Le plateau était sans réelle faiblesse, si l’on met à part José van Dam, par ailleurs tellement possédé par son personnage. Homberger fit un numéro d’anthologie dans les virulences de Frère Elie envoyant paître l’ange, l’anti-franciscain si l’on lit attentivement les Fioretti, mais si hurlée que fut sa colère elle impressionnait bien moins que le ton hautain et méprisant qu’y mettait le créateur, Michel Sénéchal.
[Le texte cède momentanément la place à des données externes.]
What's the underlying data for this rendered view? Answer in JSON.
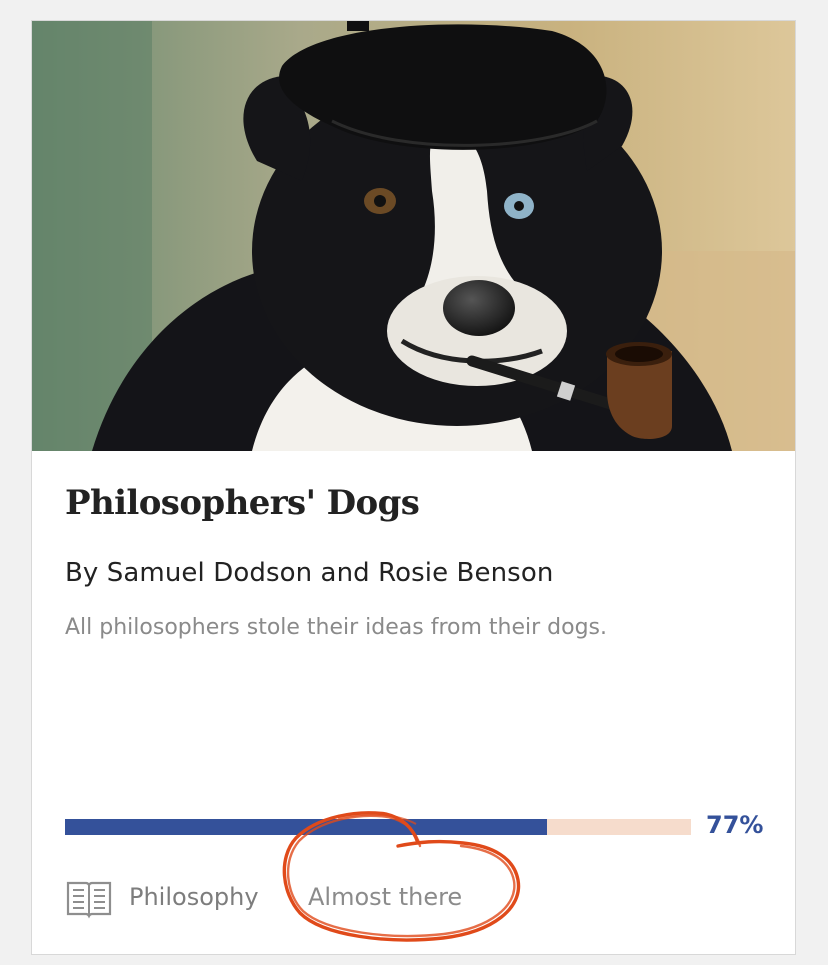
{
  "card": {
    "image_alt": "Border collie wearing a black beret with a pipe in its mouth",
    "title": "Philosophers' Dogs",
    "authors": "By Samuel Dodson and Rosie Benson",
    "description": "All philosophers stole their ideas from their dogs.",
    "progress": {
      "percent": 77,
      "label": "77%",
      "fill_color": "#34519a",
      "track_color": "#f6dccc"
    },
    "footer": {
      "icon": "open-book-icon",
      "category": "Philosophy",
      "status": "Almost there"
    }
  },
  "annotation": {
    "shape": "hand-drawn circle",
    "color": "#e04a1a"
  }
}
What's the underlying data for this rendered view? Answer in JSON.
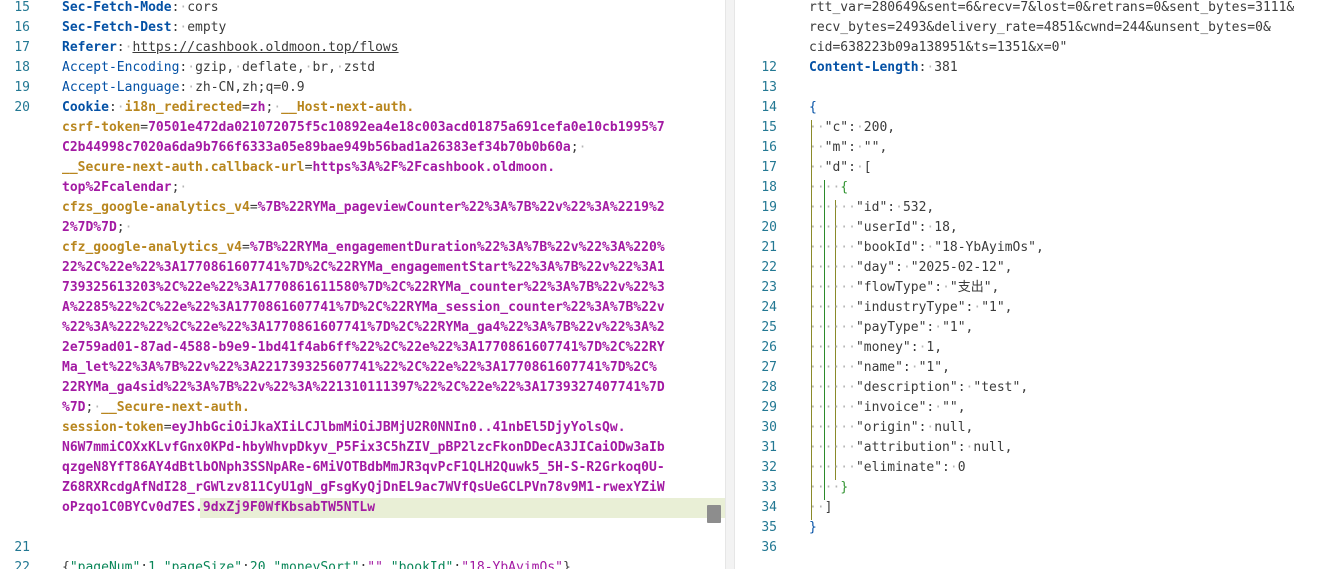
{
  "left": [
    {
      "n": "15",
      "segs": [
        [
          "k-bold",
          "Sec-Fetch-Mode"
        ],
        [
          "plain",
          ":"
        ],
        [
          "dot",
          "·"
        ],
        [
          "plain",
          "cors"
        ]
      ]
    },
    {
      "n": "16",
      "segs": [
        [
          "k-bold",
          "Sec-Fetch-Dest"
        ],
        [
          "plain",
          ":"
        ],
        [
          "dot",
          "·"
        ],
        [
          "plain",
          "empty"
        ]
      ]
    },
    {
      "n": "17",
      "segs": [
        [
          "k-bold",
          "Referer"
        ],
        [
          "plain",
          ":"
        ],
        [
          "dot",
          "·"
        ],
        [
          "url",
          "https://cashbook.oldmoon.top/flows"
        ]
      ]
    },
    {
      "n": "18",
      "segs": [
        [
          "k",
          "Accept-Encoding"
        ],
        [
          "plain",
          ":"
        ],
        [
          "dot",
          "·"
        ],
        [
          "plain",
          "gzip,"
        ],
        [
          "dot",
          "·"
        ],
        [
          "plain",
          "deflate,"
        ],
        [
          "dot",
          "·"
        ],
        [
          "plain",
          "br,"
        ],
        [
          "dot",
          "·"
        ],
        [
          "plain",
          "zstd"
        ]
      ]
    },
    {
      "n": "19",
      "segs": [
        [
          "k",
          "Accept-Language"
        ],
        [
          "plain",
          ":"
        ],
        [
          "dot",
          "·"
        ],
        [
          "plain",
          "zh-CN,zh;q=0.9"
        ]
      ]
    },
    {
      "n": "20",
      "segs": [
        [
          "k-bold",
          "Cookie"
        ],
        [
          "plain",
          ":"
        ],
        [
          "dot",
          "·"
        ],
        [
          "kc",
          "i18n_redirected"
        ],
        [
          "plain",
          "="
        ],
        [
          "vc",
          "zh"
        ],
        [
          "plain",
          ";"
        ],
        [
          "dot",
          "·"
        ],
        [
          "kc",
          "__Host-next-auth."
        ]
      ]
    },
    {
      "n": "",
      "segs": [
        [
          "kc",
          "csrf-token"
        ],
        [
          "plain",
          "="
        ],
        [
          "vc",
          "70501e472da021072075f5c10892ea4e18c003acd01875a691cefa0e10cb1995%7"
        ]
      ]
    },
    {
      "n": "",
      "segs": [
        [
          "vc",
          "C2b44998c7020a6da9b766f6333a05e89bae949b56bad1a26383ef34b70b0b60a"
        ],
        [
          "plain",
          ";"
        ],
        [
          "dot",
          "·"
        ]
      ]
    },
    {
      "n": "",
      "segs": [
        [
          "kc",
          "__Secure-next-auth.callback-url"
        ],
        [
          "plain",
          "="
        ],
        [
          "vc",
          "https%3A%2F%2Fcashbook.oldmoon."
        ]
      ]
    },
    {
      "n": "",
      "segs": [
        [
          "vc",
          "top%2Fcalendar"
        ],
        [
          "plain",
          ";"
        ],
        [
          "dot",
          "·"
        ]
      ]
    },
    {
      "n": "",
      "segs": [
        [
          "kc",
          "cfzs_google-analytics_v4"
        ],
        [
          "plain",
          "="
        ],
        [
          "vc",
          "%7B%22RYMa_pageviewCounter%22%3A%7B%22v%22%3A%2219%2"
        ]
      ]
    },
    {
      "n": "",
      "segs": [
        [
          "vc",
          "2%7D%7D"
        ],
        [
          "plain",
          ";"
        ],
        [
          "dot",
          "·"
        ]
      ]
    },
    {
      "n": "",
      "segs": [
        [
          "kc",
          "cfz_google-analytics_v4"
        ],
        [
          "plain",
          "="
        ],
        [
          "vc",
          "%7B%22RYMa_engagementDuration%22%3A%7B%22v%22%3A%220%"
        ]
      ]
    },
    {
      "n": "",
      "segs": [
        [
          "vc",
          "22%2C%22e%22%3A1770861607741%7D%2C%22RYMa_engagementStart%22%3A%7B%22v%22%3A1"
        ]
      ]
    },
    {
      "n": "",
      "segs": [
        [
          "vc",
          "739325613203%2C%22e%22%3A1770861611580%7D%2C%22RYMa_counter%22%3A%7B%22v%22%3"
        ]
      ]
    },
    {
      "n": "",
      "segs": [
        [
          "vc",
          "A%2285%22%2C%22e%22%3A1770861607741%7D%2C%22RYMa_session_counter%22%3A%7B%22v"
        ]
      ]
    },
    {
      "n": "",
      "segs": [
        [
          "vc",
          "%22%3A%222%22%2C%22e%22%3A1770861607741%7D%2C%22RYMa_ga4%22%3A%7B%22v%22%3A%2"
        ]
      ]
    },
    {
      "n": "",
      "segs": [
        [
          "vc",
          "2e759ad01-87ad-4588-b9e9-1bd41f4ab6ff%22%2C%22e%22%3A1770861607741%7D%2C%22RY"
        ]
      ]
    },
    {
      "n": "",
      "segs": [
        [
          "vc",
          "Ma_let%22%3A%7B%22v%22%3A221739325607741%22%2C%22e%22%3A1770861607741%7D%2C%"
        ]
      ]
    },
    {
      "n": "",
      "segs": [
        [
          "vc",
          "22RYMa_ga4sid%22%3A%7B%22v%22%3A%221310111397%22%2C%22e%22%3A1739327407741%7D"
        ]
      ]
    },
    {
      "n": "",
      "segs": [
        [
          "vc",
          "%7D"
        ],
        [
          "plain",
          ";"
        ],
        [
          "dot",
          "·"
        ],
        [
          "kc",
          "__Secure-next-auth."
        ]
      ]
    },
    {
      "n": "",
      "segs": [
        [
          "kc",
          "session-token"
        ],
        [
          "plain",
          "="
        ],
        [
          "vc",
          "eyJhbGciOiJkaXIiLCJlbmMiOiJBMjU2R0NNIn0..41nbEl5DjyYolsQw."
        ]
      ]
    },
    {
      "n": "",
      "segs": [
        [
          "vc",
          "N6W7mmiCOXxKLvfGnx0KPd-hbyWhvpDkyv_P5Fix3C5hZIV_pBP2lzcFkonDDecA3JICaiODw3aIb"
        ]
      ]
    },
    {
      "n": "",
      "segs": [
        [
          "vc",
          "qzgeN8YfT86AY4dBtlbONph3SSNpARe-6MiVOTBdbMmJR3qvPcF1QLH2Quwk5_5H-S-R2Grkoq0U-"
        ]
      ]
    },
    {
      "n": "",
      "segs": [
        [
          "vc",
          "Z68RXRcdgAfNdI28_rGWlzv811CyU1gN_gFsgKyQjDnEL9ac7WVfQsUeGCLPVn78v9M1-rwexYZiW"
        ]
      ]
    },
    {
      "n": "",
      "hl": true,
      "segs": [
        [
          "vc",
          "oPzqo1C0BYCv0d7ES.9dxZj9F0WfKbsabTW5NTLw"
        ]
      ]
    },
    {
      "n": "",
      "segs": []
    },
    {
      "n": "21",
      "segs": []
    },
    {
      "n": "22",
      "segs": [
        [
          "plain",
          "{"
        ],
        [
          "green",
          "\"pageNum\""
        ],
        [
          "plain",
          ":"
        ],
        [
          "num",
          "1"
        ],
        [
          "plain",
          ","
        ],
        [
          "green",
          "\"pageSize\""
        ],
        [
          "plain",
          ":"
        ],
        [
          "num",
          "20"
        ],
        [
          "plain",
          ","
        ],
        [
          "green",
          "\"moneySort\""
        ],
        [
          "plain",
          ":"
        ],
        [
          "purple",
          "\"\""
        ],
        [
          "plain",
          ","
        ],
        [
          "green",
          "\"bookId\""
        ],
        [
          "plain",
          ":"
        ],
        [
          "purple",
          "\"18-YbAyimOs\""
        ],
        [
          "plain",
          "}"
        ]
      ]
    }
  ],
  "right": [
    {
      "n": "",
      "segs": [
        [
          "plain",
          "rtt_var=280649&sent=6&recv=7&lost=0&retrans=0&sent_bytes=3111&"
        ]
      ]
    },
    {
      "n": "",
      "segs": [
        [
          "plain",
          "recv_bytes=2493&delivery_rate=4851&cwnd=244&unsent_bytes=0&"
        ]
      ]
    },
    {
      "n": "",
      "segs": [
        [
          "plain",
          "cid=638223b09a138951&ts=1351&x=0\""
        ]
      ]
    },
    {
      "n": "12",
      "segs": [
        [
          "k-bold",
          "Content-Length"
        ],
        [
          "plain",
          ":"
        ],
        [
          "dot",
          "·"
        ],
        [
          "plain",
          "381"
        ]
      ]
    },
    {
      "n": "13",
      "segs": []
    },
    {
      "n": "14",
      "segs": [
        [
          "brace-y",
          "{"
        ]
      ]
    },
    {
      "n": "15",
      "segs": [
        [
          "dot",
          "··"
        ],
        [
          "plain",
          "\"c\":"
        ],
        [
          "dot",
          "·"
        ],
        [
          "plain",
          "200,"
        ]
      ]
    },
    {
      "n": "16",
      "segs": [
        [
          "dot",
          "··"
        ],
        [
          "plain",
          "\"m\":"
        ],
        [
          "dot",
          "·"
        ],
        [
          "plain",
          "\"\","
        ]
      ]
    },
    {
      "n": "17",
      "segs": [
        [
          "dot",
          "··"
        ],
        [
          "plain",
          "\"d\":"
        ],
        [
          "dot",
          "·"
        ],
        [
          "plain",
          "["
        ]
      ]
    },
    {
      "n": "18",
      "segs": [
        [
          "dot",
          "····"
        ],
        [
          "brace-g",
          "{"
        ]
      ]
    },
    {
      "n": "19",
      "segs": [
        [
          "dot",
          "······"
        ],
        [
          "plain",
          "\"id\":"
        ],
        [
          "dot",
          "·"
        ],
        [
          "plain",
          "532,"
        ]
      ]
    },
    {
      "n": "20",
      "segs": [
        [
          "dot",
          "······"
        ],
        [
          "plain",
          "\"userId\":"
        ],
        [
          "dot",
          "·"
        ],
        [
          "plain",
          "18,"
        ]
      ]
    },
    {
      "n": "21",
      "segs": [
        [
          "dot",
          "······"
        ],
        [
          "plain",
          "\"bookId\":"
        ],
        [
          "dot",
          "·"
        ],
        [
          "plain",
          "\"18-YbAyimOs\","
        ]
      ]
    },
    {
      "n": "22",
      "segs": [
        [
          "dot",
          "······"
        ],
        [
          "plain",
          "\"day\":"
        ],
        [
          "dot",
          "·"
        ],
        [
          "plain",
          "\"2025-02-12\","
        ]
      ]
    },
    {
      "n": "23",
      "segs": [
        [
          "dot",
          "······"
        ],
        [
          "plain",
          "\"flowType\":"
        ],
        [
          "dot",
          "·"
        ],
        [
          "plain",
          "\"支出\","
        ]
      ]
    },
    {
      "n": "24",
      "segs": [
        [
          "dot",
          "······"
        ],
        [
          "plain",
          "\"industryType\":"
        ],
        [
          "dot",
          "·"
        ],
        [
          "plain",
          "\"1\","
        ]
      ]
    },
    {
      "n": "25",
      "segs": [
        [
          "dot",
          "······"
        ],
        [
          "plain",
          "\"payType\":"
        ],
        [
          "dot",
          "·"
        ],
        [
          "plain",
          "\"1\","
        ]
      ]
    },
    {
      "n": "26",
      "segs": [
        [
          "dot",
          "······"
        ],
        [
          "plain",
          "\"money\":"
        ],
        [
          "dot",
          "·"
        ],
        [
          "plain",
          "1,"
        ]
      ]
    },
    {
      "n": "27",
      "segs": [
        [
          "dot",
          "······"
        ],
        [
          "plain",
          "\"name\":"
        ],
        [
          "dot",
          "·"
        ],
        [
          "plain",
          "\"1\","
        ]
      ]
    },
    {
      "n": "28",
      "segs": [
        [
          "dot",
          "······"
        ],
        [
          "plain",
          "\"description\":"
        ],
        [
          "dot",
          "·"
        ],
        [
          "plain",
          "\"test\","
        ]
      ]
    },
    {
      "n": "29",
      "segs": [
        [
          "dot",
          "······"
        ],
        [
          "plain",
          "\"invoice\":"
        ],
        [
          "dot",
          "·"
        ],
        [
          "plain",
          "\"\","
        ]
      ]
    },
    {
      "n": "30",
      "segs": [
        [
          "dot",
          "······"
        ],
        [
          "plain",
          "\"origin\":"
        ],
        [
          "dot",
          "·"
        ],
        [
          "plain",
          "null,"
        ]
      ]
    },
    {
      "n": "31",
      "segs": [
        [
          "dot",
          "······"
        ],
        [
          "plain",
          "\"attribution\":"
        ],
        [
          "dot",
          "·"
        ],
        [
          "plain",
          "null,"
        ]
      ]
    },
    {
      "n": "32",
      "segs": [
        [
          "dot",
          "······"
        ],
        [
          "plain",
          "\"eliminate\":"
        ],
        [
          "dot",
          "·"
        ],
        [
          "plain",
          "0"
        ]
      ]
    },
    {
      "n": "33",
      "segs": [
        [
          "dot",
          "····"
        ],
        [
          "brace-g",
          "}"
        ]
      ]
    },
    {
      "n": "34",
      "segs": [
        [
          "dot",
          "··"
        ],
        [
          "plain",
          "]"
        ]
      ]
    },
    {
      "n": "35",
      "segs": [
        [
          "brace-y",
          "}"
        ]
      ]
    },
    {
      "n": "36",
      "segs": []
    }
  ]
}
Lépreux toujours inégalé de Chris Merritt, vivant sa guérison avec une ivresse de révélation, magnifique Frère Massée de Charles Workman, tellement candide et amusé durant le Prêche, Brett Polegato traînait un peu son refrain et n’assumait pas totalement le costume du « simple » endossé par Frère Léon , quant à Roland Bracht, il dévoile avec humilité toute l’humanité de Frère Bernard.
L’Ange de Christine Schäfer laissait partagé, silhouette et blondeur divine mais ce français peu compréhensible et cet aigu parfois court font regretter les opulences de Christiane Eda-Pierre où le simple rayonnement de Dawn Upshaw. En douze années, Sylvain Cambreling n’a pas revu sa copie. Sa direction analytique a ses qualités, mais elles sont antithétiques à celles exigées par le propos même de Messiaen : aucun rayonnement, aucun enthousiasme, aucune sensualité, inutile évidemment d’espérer voir l’orchestre jubiler dans le Prêche où se pâmer dans l’Ange musicien.
Mais les Stigmates furent impressionnants, musicalement comme visuellement. Cambreling aura péché toute la soirée par un tempo trop lent qui assénait littéralement les figures ornithologiques, et sa disposition orchestrale laissait à désirer. Pourquoi avoir placé coté jardin au niveau de la scène les xylophone, métallophone et marimbas et avoir laissé dans la fosse, par exemple, les jeux de cloches ? Il fallait bipolariser tous les idiophones afin de pouvoir saisir les paradis de couleurs que Messiaen voulait faire entendre en convoquant tout cet arsenal percussif. Les ondes Martenot, constamment trop fortes, achevaient de détruire cet équilibre précaire nécessaire à l’ivresse de la grâce.
Soir de première, les choses s’arrangeront peut-être. Mais Ozawa, et dans une moindre mesure Nagano auront trouvé d’évidence le cœur secret de l’œuvre qui se refuse toujours au chef amiénois.
Jean-Charles Hoffelé
Première de la nouvelle production de Saint François d’Assise d’Olivier Messiaen, Opéra Bastille, Paris, le 6 octobre 2004, et les 9, 12, 16, 20, 24, 27 octobre puis les 2 et 5 novembre.